I just visited the park there a few weeks ago. Caught that same train going around the same Y with the same load. (Not the same engines though). And I’ve never seen an NS CSX engine combo in person
Man that was a hella cool vid! I gotta stop there if I'm ever in the area to check out the action. I bet that was one hella mess to clean up but they looked like they were doing a great job.
That connecting track is in bad shape. I noticed that, last time I was there. You can't pull 200-car trains through a right-angle curve on bad track and expect them to stay on the rails.
Wow, what a mess!! :P They were doing a great job cleaning up tho. That lashup on 326!! And the RPE4C had "Elmer" scrawled on the cab. The old beat up Dash8 leading the autorack where they had to flag the xing was also neat.
That dozer could easily move that many empties on level ground. Only thing to do is to make sure the brakes are released before moving. HOWEVER you must always have a way of stopping the car/ cars. Setting the hand brakes just short of full or as in this case the parked cars.

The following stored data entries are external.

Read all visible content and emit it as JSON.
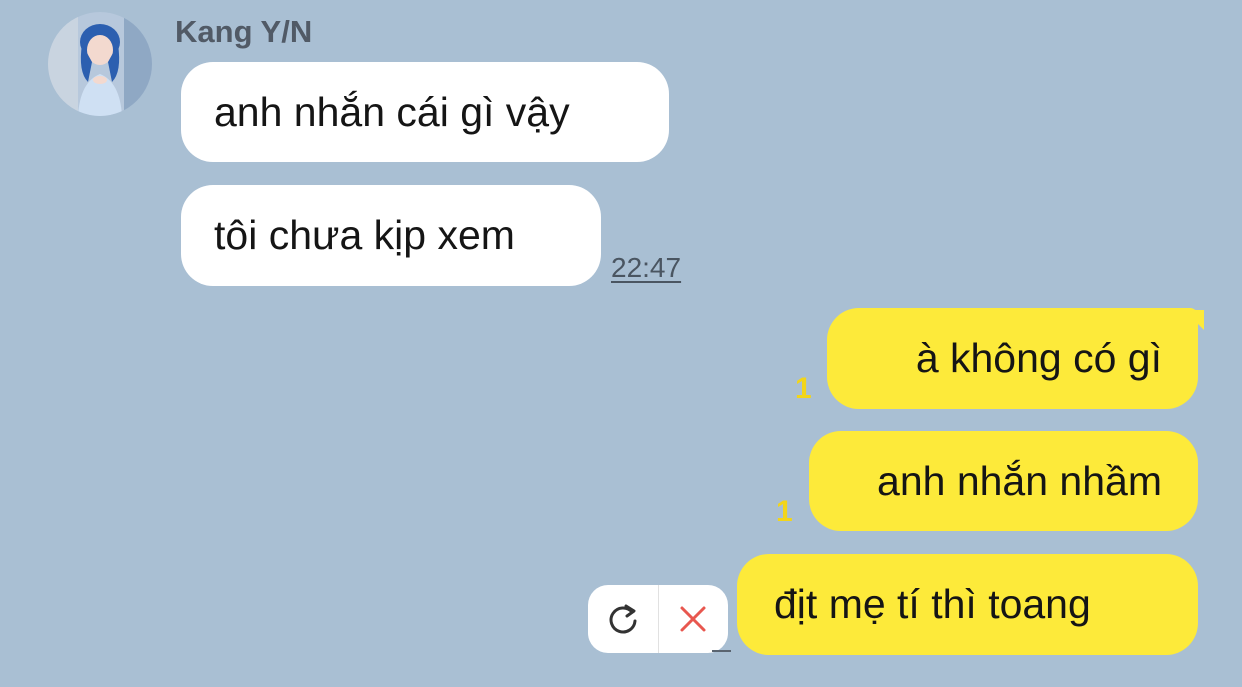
{
  "chat": {
    "sender_name": "Kang Y/N",
    "incoming": [
      {
        "text": "anh nhắn cái gì vậy"
      },
      {
        "text": "tôi chưa kịp xem"
      }
    ],
    "incoming_time": "22:47",
    "outgoing": [
      {
        "text": "à không có gì",
        "unread": "1"
      },
      {
        "text": "anh nhắn nhầm",
        "unread": "1"
      },
      {
        "text": "địt mẹ tí thì toang"
      }
    ]
  },
  "icons": {
    "retry": "refresh-icon",
    "delete": "close-icon"
  },
  "colors": {
    "background": "#a9bfd3",
    "incoming_bubble": "#ffffff",
    "outgoing_bubble": "#fdea3a",
    "unread_count": "#f2d51a",
    "delete_icon": "#e8574f"
  }
}
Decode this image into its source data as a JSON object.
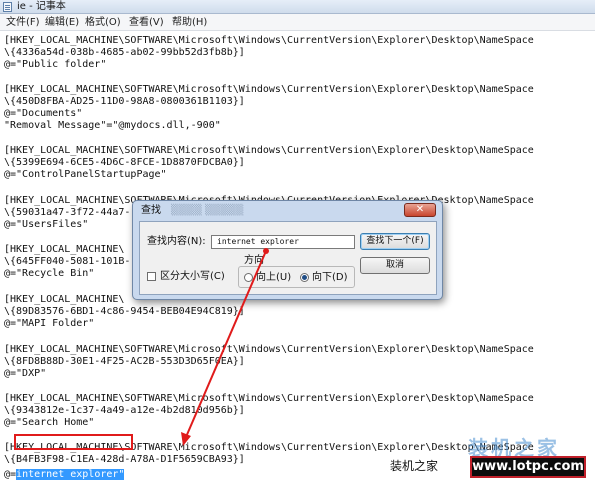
{
  "window": {
    "title": "ie - 记事本"
  },
  "menu": {
    "items": [
      "文件(F)",
      "编辑(E)",
      "格式(O)",
      "查看(V)",
      "帮助(H)"
    ]
  },
  "editor": {
    "lines": [
      "[HKEY_LOCAL_MACHINE\\SOFTWARE\\Microsoft\\Windows\\CurrentVersion\\Explorer\\Desktop\\NameSpace",
      "\\{4336a54d-038b-4685-ab02-99bb52d3fb8b}]",
      "@=\"Public folder\"",
      "",
      "[HKEY_LOCAL_MACHINE\\SOFTWARE\\Microsoft\\Windows\\CurrentVersion\\Explorer\\Desktop\\NameSpace",
      "\\{450D8FBA-AD25-11D0-98A8-0800361B1103}]",
      "@=\"Documents\"",
      "\"Removal Message\"=\"@mydocs.dll,-900\"",
      "",
      "[HKEY_LOCAL_MACHINE\\SOFTWARE\\Microsoft\\Windows\\CurrentVersion\\Explorer\\Desktop\\NameSpace",
      "\\{5399E694-6CE5-4D6C-8FCE-1D8870FDCBA0}]",
      "@=\"ControlPanelStartupPage\"",
      "",
      "[HKEY_LOCAL_MACHINE\\SOFTWARE\\Microsoft\\Windows\\CurrentVersion\\Explorer\\Desktop\\NameSpace",
      "\\{59031a47-3f72-44a7-",
      "@=\"UsersFiles\"",
      "",
      "[HKEY_LOCAL_MACHINE\\",
      "\\{645FF040-5081-101B-",
      "@=\"Recycle Bin\"",
      "",
      "[HKEY_LOCAL_MACHINE\\",
      "\\{89D83576-6BD1-4c86-9454-BEB04E94C819}]",
      "@=\"MAPI Folder\"",
      "",
      "[HKEY_LOCAL_MACHINE\\SOFTWARE\\Microsoft\\Windows\\CurrentVersion\\Explorer\\Desktop\\NameSpace",
      "\\{8FD8B88D-30E1-4F25-AC2B-553D3D65F0EA}]",
      "@=\"DXP\"",
      "",
      "[HKEY_LOCAL_MACHINE\\SOFTWARE\\Microsoft\\Windows\\CurrentVersion\\Explorer\\Desktop\\NameSpace",
      "\\{9343812e-1c37-4a49-a12e-4b2d810d956b}]",
      "@=\"Search Home\"",
      "",
      "[HKEY_LOCAL_MACHINE\\SOFTWARE\\Microsoft\\Windows\\CurrentVersion\\Explorer\\Desktop\\NameSpace",
      "\\{B4FB3F98-C1EA-428d-A78A-D1F5659CBA93}]"
    ],
    "last_line_prefix": "@=",
    "selected_text": "internet explorer\""
  },
  "find_dialog": {
    "title": "查找",
    "close_label": "✕",
    "find_what_label": "查找内容(N):",
    "find_what_value": "internet explorer",
    "find_next_label": "查找下一个(F)",
    "cancel_label": "取消",
    "direction_label": "方向",
    "up_label": "向上(U)",
    "down_label": "向下(D)",
    "match_case_label": "区分大小写(C)",
    "direction_selected": "down",
    "match_case_checked": false
  },
  "watermark": {
    "big": "装机之家",
    "small": "装机之家",
    "url": "www.lotpc.com"
  },
  "colors": {
    "selection": "#3399ff",
    "annotation_red": "#e01b1b",
    "dialog_frame": "#c9d9ee"
  }
}
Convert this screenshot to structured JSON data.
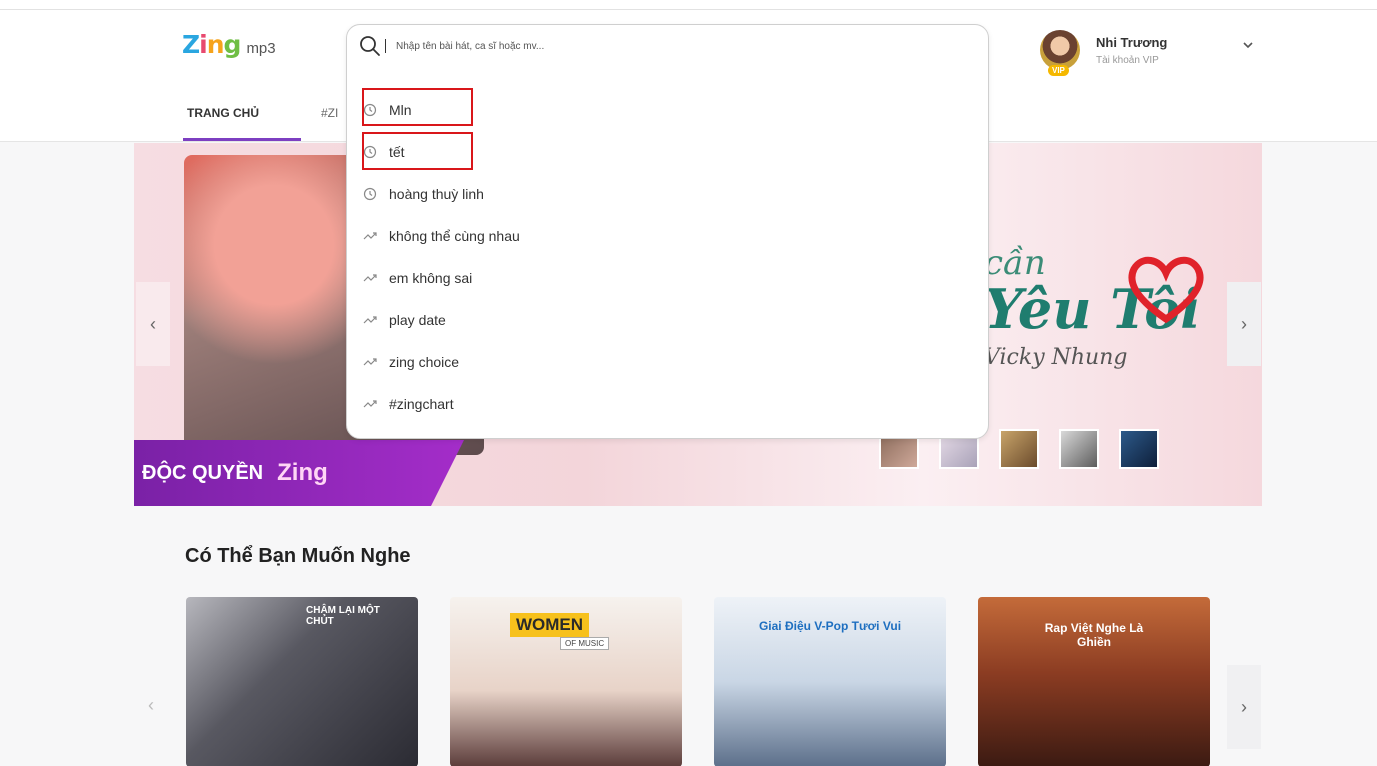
{
  "header": {
    "logo_text": "Zing",
    "logo_suffix": "mp3",
    "user": {
      "name": "Nhi Trương",
      "subtitle": "Tài khoản VIP",
      "badge": "VIP"
    }
  },
  "nav": {
    "items": [
      {
        "label": "TRANG CHỦ",
        "active": true
      },
      {
        "label": "#ZI"
      }
    ]
  },
  "search": {
    "placeholder": "Nhập tên bài hát, ca sĩ hoặc mv...",
    "suggestions": [
      {
        "type": "history",
        "icon": "clock-icon",
        "label": "Mln"
      },
      {
        "type": "history",
        "icon": "clock-icon",
        "label": "tết"
      },
      {
        "type": "history",
        "icon": "clock-icon",
        "label": "hoàng thuỳ linh"
      },
      {
        "type": "trending",
        "icon": "trending-icon",
        "label": "không thể cùng nhau"
      },
      {
        "type": "trending",
        "icon": "trending-icon",
        "label": "em không sai"
      },
      {
        "type": "trending",
        "icon": "trending-icon",
        "label": "play date"
      },
      {
        "type": "trending",
        "icon": "trending-icon",
        "label": "zing choice"
      },
      {
        "type": "trending",
        "icon": "trending-icon",
        "label": "#zingchart"
      }
    ]
  },
  "banner": {
    "ribbon_label": "ĐỘC QUYỀN",
    "ribbon_brand": "Zing",
    "art_line1": "cần",
    "art_line2": "Yêu Tôi",
    "art_line3": "Vicky Nhung",
    "arrow_left": "‹",
    "arrow_right": "›"
  },
  "section": {
    "title": "Có Thể Bạn Muốn Nghe",
    "cards": [
      {
        "title": "CHẬM LẠI MỘT CHÚT"
      },
      {
        "title": "WOMEN",
        "subtitle": "OF MUSIC"
      },
      {
        "title": "Giai Điệu V-Pop Tươi Vui"
      },
      {
        "title": "Rap Việt Nghe Là Ghiền"
      }
    ]
  },
  "colors": {
    "accent": "#7d3fc1",
    "highlight": "#d9161a",
    "logo": [
      "#2aa6e0",
      "#e8496f",
      "#f6a31c",
      "#6fbe44"
    ]
  }
}
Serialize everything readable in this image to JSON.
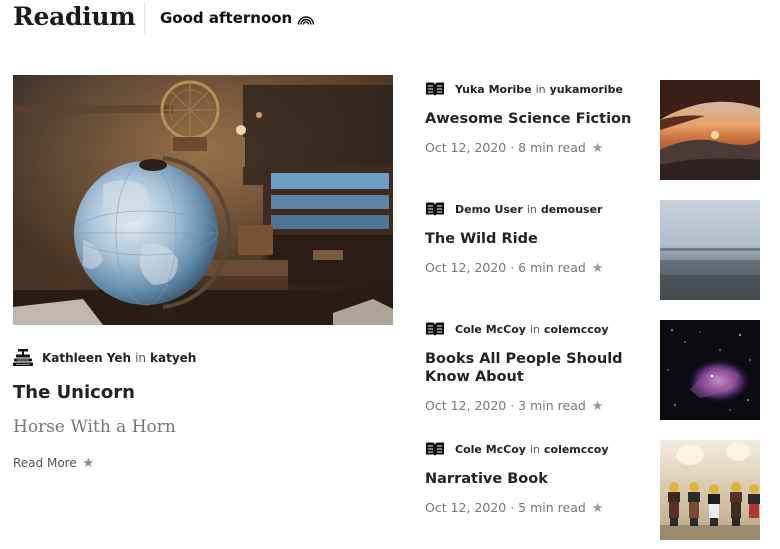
{
  "header": {
    "brand": "Readium",
    "greeting": "Good afternoon"
  },
  "featured": {
    "author": "Kathleen Yeh",
    "in_word": "in",
    "publication": "katyeh",
    "title": "The Unicorn",
    "subtitle": "Horse With a Horn",
    "read_more": "Read More",
    "star": "★"
  },
  "stories": [
    {
      "author": "Yuka Moribe",
      "in_word": "in",
      "publication": "yukamoribe",
      "title": "Awesome Science Fiction",
      "date": "Oct 12, 2020",
      "read_time": "8 min read",
      "star": "★"
    },
    {
      "author": "Demo User",
      "in_word": "in",
      "publication": "demouser",
      "title": "The Wild Ride",
      "date": "Oct 12, 2020",
      "read_time": "6 min read",
      "star": "★"
    },
    {
      "author": "Cole McCoy",
      "in_word": "in",
      "publication": "colemccoy",
      "title": "Books All People Should Know About",
      "date": "Oct 12, 2020",
      "read_time": "3 min read",
      "star": "★"
    },
    {
      "author": "Cole McCoy",
      "in_word": "in",
      "publication": "colemccoy",
      "title": "Narrative Book",
      "date": "Oct 12, 2020",
      "read_time": "5 min read",
      "star": "★"
    }
  ],
  "icons": {
    "greeting": "rainbow-icon",
    "featured_publication": "book-stack-icon",
    "story_publication": "open-book-icon"
  }
}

I'm a Brit and I live in London, but I know a bit about American railroads. So, let me guess; no DPU's,;10,000 plus tons; empty cars in the first third of the train and quite a tight curve? (At least as tight as the minimum requirement?) If I know that, railroad management ought to know that - right? The paradox is; miles and miles and miles of 'stored out of service' locomotives and not enough phucking good sense to use DPU's at least every 5000 tons? In all reality a 15,000 ton train should have AT LEAST four locomotives and not all on the front. More realistically six (every 3000 tons) and preferably nine locomotives (every 2000 tons.) Would that be excessive? A DPU every 2000 tons would be the equivalent of every locomotive hauling what would be a record breaking freight train in the UK. Only mineral trains top 2000 tonnes and never by much. Double heading is rare in the UK and quadruple heading is purely positioning! Obviously our railway systems (in pretty much all of Europe) are quite, quite different from yours. Probably 90% of routes are double track, if not quadruple tracked on the busiest routes. Oh and you want to guess how long passenger trains are delayed for freight trains? NEVER. Or as good as never. I'm sorry, but corporate interests have all but wrecked USA railroads and I'd make a folding money bet that derailments like the above have become almost commonplace because MANAGEMENT doesn't want to put the effort and costs into shifting bigger and bigger trains. It occurred to me the other day; what is the ultimate tensile strength of the standard American buckeye coupler? My second bet would be "about 18,000 tons. Do I win?